I was nearly incredulous. Was he kidding me right now?
“Hey Jake.” I stood then, my hands braced on the table. “Breaking news just in. I LOVE YOU. I HAVE LOVED YOU FOR YEARS. And you know it! You goddamn well know it. But you don’t love me. Oh yes, you care for me. I’m family. But you’re not in love with me. You know how I know? Because when we woke up after my birthday you should have said I love you, Ellie. Come home with me. Because when I told you I was pregnant you should have said I love you Ellie, please marry me and make me the happiest man alive. But you didn’t. Not one I love you. Not once. So yes, I’m done, Jake. I deserve to be loved as much I love you. I deserve the kind of happiness my parents had. I do.”
He
said nothing and I straightened my back until I was as tall as I had ever been.
“I’m going to go back to the room over the Hair Stop. You are going to build your house as quickly as you can and move onto your land. Some day in the future we’ll find a way to get along somehow. And that is the end of the Jake and Ellie story. Goodbye, Jake.”
I made it to the front door when I heard him.
“Don’t go.”
I turned around to tell him not to make this any harder, but when I did I saw he hadn’t been looking at me when he said it. His gaze was off as if staring at a ghost over my shoulder.
“That’s what I said to my mother the night she left. She came into my room.
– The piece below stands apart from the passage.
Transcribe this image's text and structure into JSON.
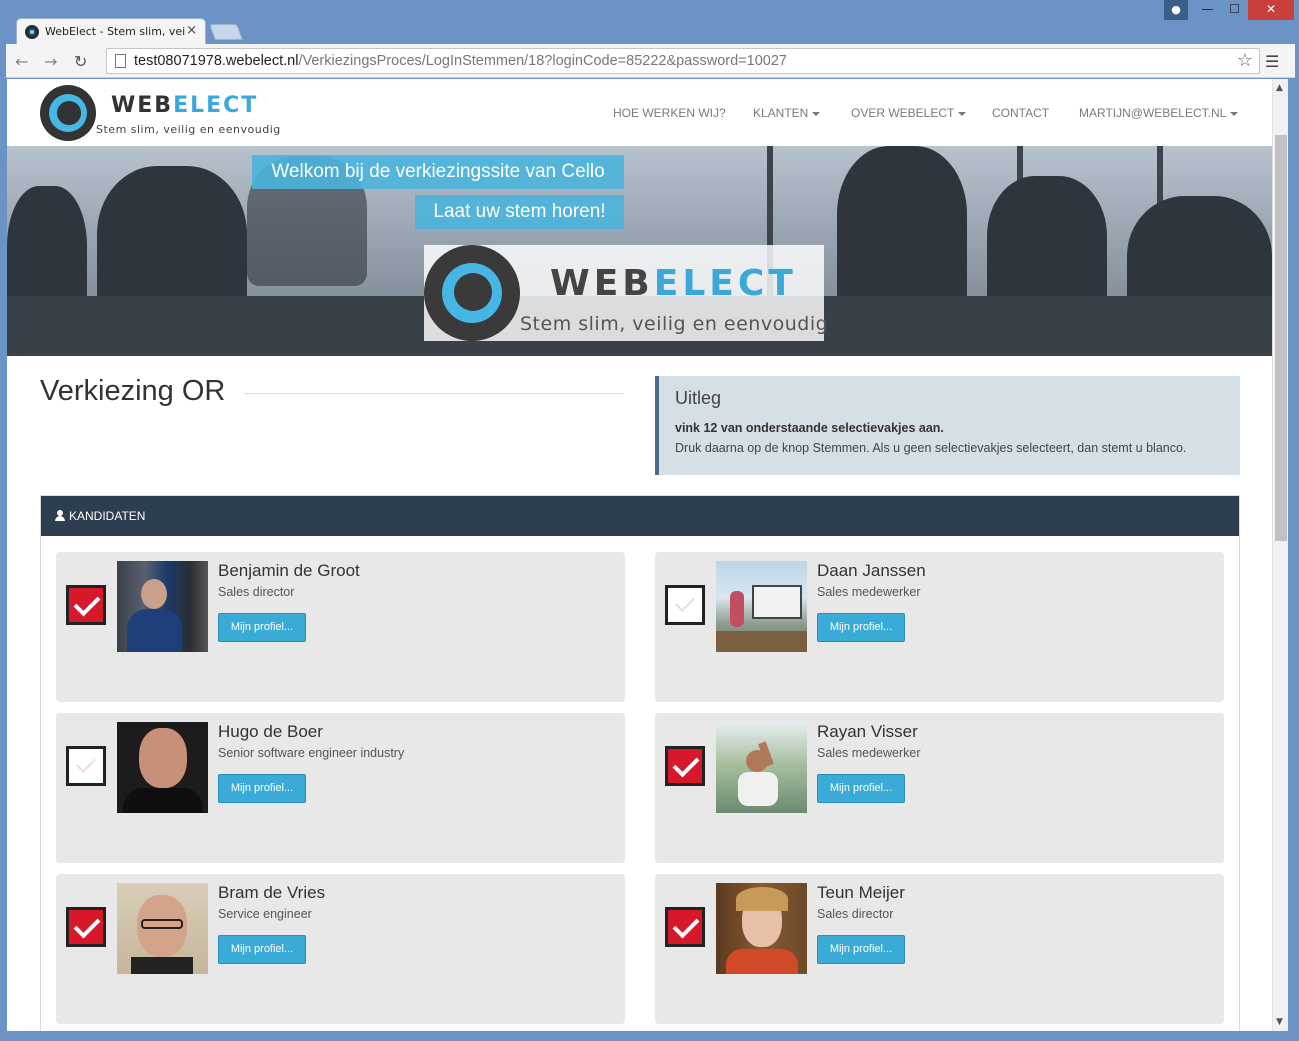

I was eleven at the time. You don’t remember her, I know, you were just a baby. Anyway, she came in to tell me that she was leaving. That she couldn’t stay in Montana anymore and that it was better if I stayed with Dad. Then she said it would be cleaner this way. I didn’t realize at the time she meant she was just going to forget she ever had a son. Then she left the room, and I ran after her down the hall and I said, Mom, I love you. Please don’t go. And she left.”
The tears came and I couldn’t stop them. “You never told me.”
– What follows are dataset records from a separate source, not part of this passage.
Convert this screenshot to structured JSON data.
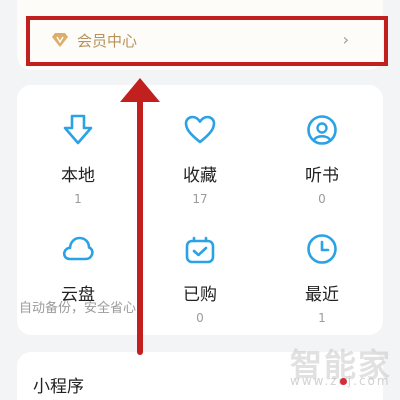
{
  "vip": {
    "label": "会员中心",
    "chevron": "›",
    "icon": "vip-diamond-icon"
  },
  "grid": [
    {
      "label": "本地",
      "count": "1",
      "icon": "download-arrow-icon"
    },
    {
      "label": "收藏",
      "count": "17",
      "icon": "heart-icon"
    },
    {
      "label": "听书",
      "count": "0",
      "icon": "headphone-icon"
    },
    {
      "label": "云盘",
      "count": "",
      "icon": "cloud-icon"
    },
    {
      "label": "已购",
      "count": "0",
      "icon": "purchased-bag-icon"
    },
    {
      "label": "最近",
      "count": "1",
      "icon": "clock-icon"
    }
  ],
  "cloud_sub": "自动备份，安全省心",
  "mini_program": {
    "title": "小程序"
  },
  "watermark": {
    "text": "智能家",
    "url": "www.zoj.com"
  },
  "colors": {
    "accent_blue": "#2aa2e6",
    "vip_gold": "#b8925a",
    "annotation_red": "#c21f1f"
  }
}
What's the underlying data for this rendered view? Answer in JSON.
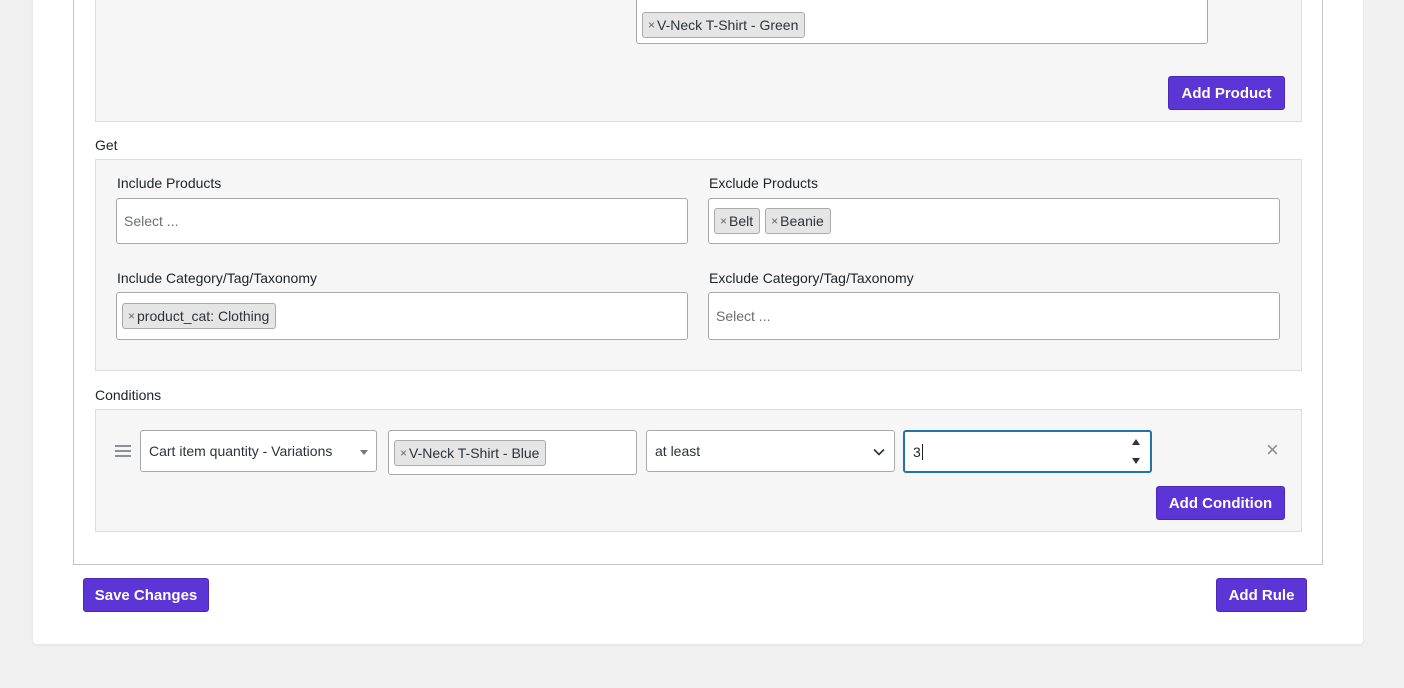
{
  "buy": {
    "product_chips": [
      "V-Neck T-Shirt - Green"
    ],
    "add_product_label": "Add Product"
  },
  "get": {
    "section_label": "Get",
    "include_products": {
      "label": "Include Products",
      "placeholder": "Select ..."
    },
    "exclude_products": {
      "label": "Exclude Products",
      "chips": [
        "Belt",
        "Beanie"
      ]
    },
    "include_taxonomy": {
      "label": "Include Category/Tag/Taxonomy",
      "chips": [
        "product_cat: Clothing"
      ]
    },
    "exclude_taxonomy": {
      "label": "Exclude Category/Tag/Taxonomy",
      "placeholder": "Select ..."
    }
  },
  "conditions": {
    "section_label": "Conditions",
    "type_value": "Cart item quantity - Variations",
    "product_chip": "V-Neck T-Shirt - Blue",
    "operator_value": "at least",
    "quantity_value": "3",
    "add_condition_label": "Add Condition"
  },
  "footer": {
    "save_label": "Save Changes",
    "add_rule_label": "Add Rule"
  },
  "icons": {
    "chip_remove": "×",
    "row_remove": "×"
  },
  "colors": {
    "accent": "#5b35d5",
    "focus": "#2271b1"
  }
}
He shrugged his shoulders. “Who wants to tell that story? I told myself I would never say those words again. That wasn’t going to happen. No way. That… being rejected like that…that just hurt too much.”
“Oh Jake, I’m so sorry.”
“I tried to show you. I thought I… did. I tried to give you presents I knew you would love so you would see. I tried to be there for you when you needed me. I tried to be the man someone like you deserved. I… in bed… I mean I tried to show you what I was feeling the whole time. I thought you knew. You had to see it. Feel it. Yeah, I thought if I could show you. It would be enough.”
He walked toward me then and I was shaking so hard I couldn’t move.
He fell to his knees in front of me and rested his head on the womb that used to carry his child.
“I love you, Ellie. Please don’t go.”
Then he did something in my life I had never seen Jake Talley do. Not when his dad died. Not when my dad died.